A basic example of this would be that the article
type has a contributors
field, which links to role
and person
types:
Fortunately, Prismic provide an API, graphQuery
which can do this denormalisation for us, using a GraphQL-like syntax. This straightforwardly solves the first problem of denormalising linked data, but not the second problem of reflecting changes in it.
The proposed solution to this is to store the IDs of the secondary documents alongside the other information we index in Elasticsearch for primary documents:
Then we can build a pipeline that works as follows:
A 'window generator' Lambda triggered on schedule, which generates a payload representing a time period/window that is sent to (2).
A 'Prismic ETL' Lambda which consumes time periods (potentially half-bounded or unbounded, for complete reindexes) and then:
Queries Prismic for all documents (including denormalised data on primary documents) updated within the time window.
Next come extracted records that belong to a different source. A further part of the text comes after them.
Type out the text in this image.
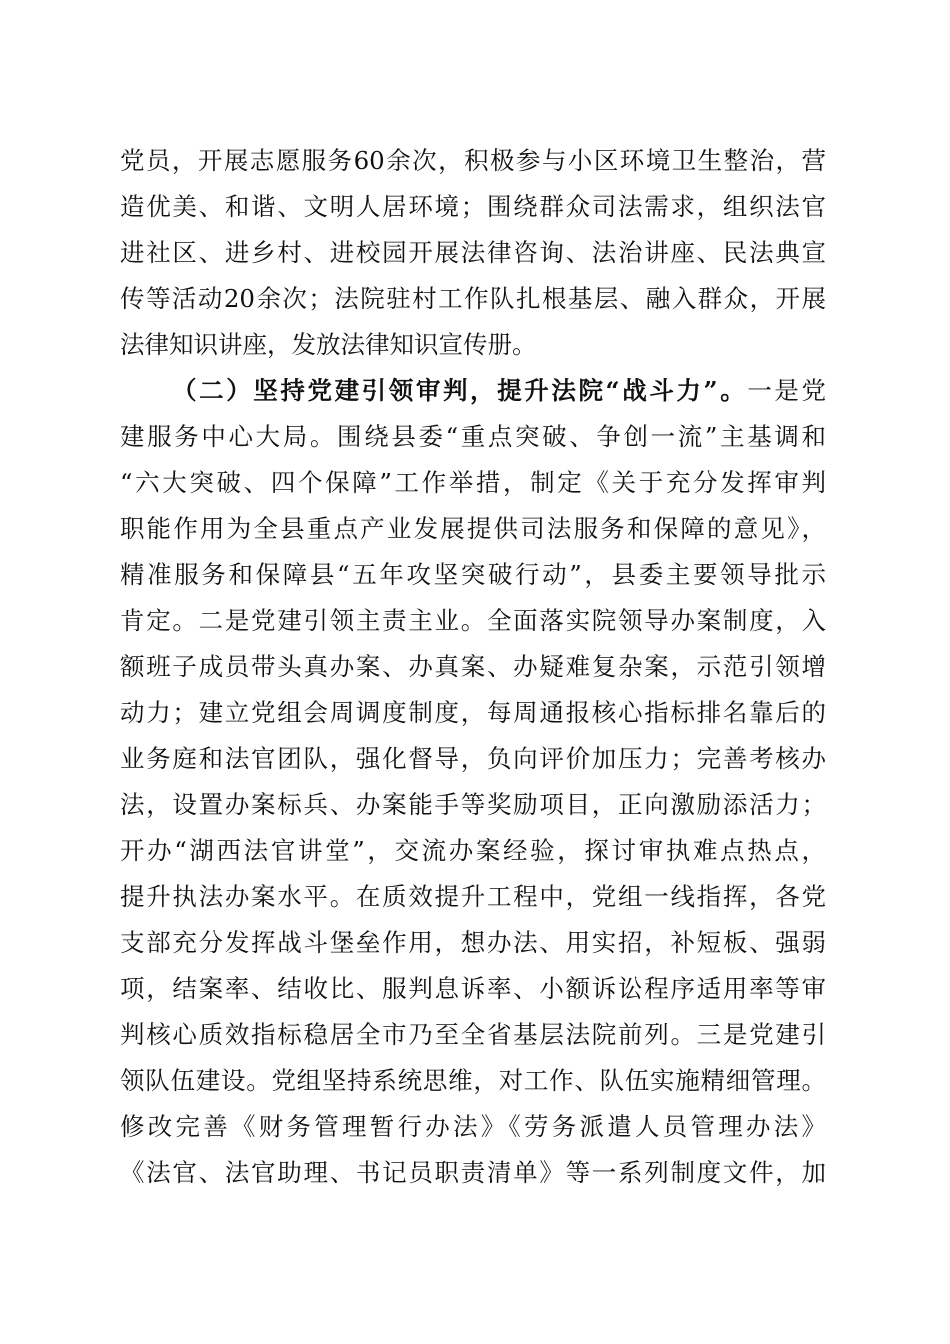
党员，开展志愿服务60余次，积极参与小区环境卫生整治，营
造优美、和谐、文明人居环境；围绕群众司法需求，组织法官
进社区、进乡村、进校园开展法律咨询、法治讲座、民法典宣
传等活动20余次；法院驻村工作队扎根基层、融入群众，开展
法律知识讲座，发放法律知识宣传册。
（二）坚持党建引领审判，提升法院“战斗力”。一是党
建服务中心大局。围绕县委“重点突破、争创一流”主基调和
“六大突破、四个保障”工作举措，制定《关于充分发挥审判
职能作用为全县重点产业发展提供司法服务和保障的意见》，
精准服务和保障县“五年攻坚突破行动”，县委主要领导批示
肯定。二是党建引领主责主业。全面落实院领导办案制度，入
额班子成员带头真办案、办真案、办疑难复杂案，示范引领增
动力；建立党组会周调度制度，每周通报核心指标排名靠后的
业务庭和法官团队，强化督导，负向评价加压力；完善考核办
法，设置办案标兵、办案能手等奖励项目，正向激励添活力；
开办“湖西法官讲堂”，交流办案经验，探讨审执难点热点，
提升执法办案水平。在质效提升工程中，党组一线指挥，各党
支部充分发挥战斗堡垒作用，想办法、用实招，补短板、强弱
项，结案率、结收比、服判息诉率、小额诉讼程序适用率等审
判核心质效指标稳居全市乃至全省基层法院前列。三是党建引
领队伍建设。党组坚持系统思维，对工作、队伍实施精细管理。
修改完善《财务管理暂行办法》《劳务派遣人员管理办法》
《法官、法官助理、书记员职责清单》等一系列制度文件，加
For all secondary documents, query the ES index for already-indexed primary documents that contain them.
Queries Prismic for all the documents (including denormalised data) from (ii) that are not part of the list returned by (i).
Transforms the resultant primary documents into JSON objects as described above.
Indexes these into an Elasticsearch cluster using the Elasticsearch JS client's bulk helpers.
For complete reindexes, it would be straightforward to trigger the Prismic ETL lambda from a local script, with a payload that covers all documents. In this case, it would also be an easy optimisation to disable steps (ii) and (iii), as all documents would be being fetched regardless.
The intention is that the Prismic ETL Lambda will be written in TypeScript for maintainability, but one disadvantage of this is that we lose some of the patterns/tools that Scala gives us for reactive streaming data pipelines. Suggest we try RxJS for this purpose.
What do we do about deletions? Do we know if they happen? We could write something similar to the CALM deletion checker if necessary. Initial answer: having checked with the editorial team, deletions (and/or archivals) very rarely happen with our content. I suggest we hold off on solving this for our initial efforts, especially given our intention to make full reindexes easy.
What about the Prismic webhook rather than polling to detect updates? Initial answer: while this has some clear advantages (immediacy of updates being one), I decided against it for the following reasons:
Reliability issues: if a single update is missed because of bugs in our services or problems on Prismic's side, we have no way of knowing that we missed it.
Not useful for complete reindexes: with a similar implementation effort (due to the necessity of storing relationships between primary and secondary documents), the webhook solution does nothing to solve the problem of complete reindexes. We would have to build a service or script to scroll over every document and pass every identifier to the webhook service, which would be both inefficient and time-consuming to build.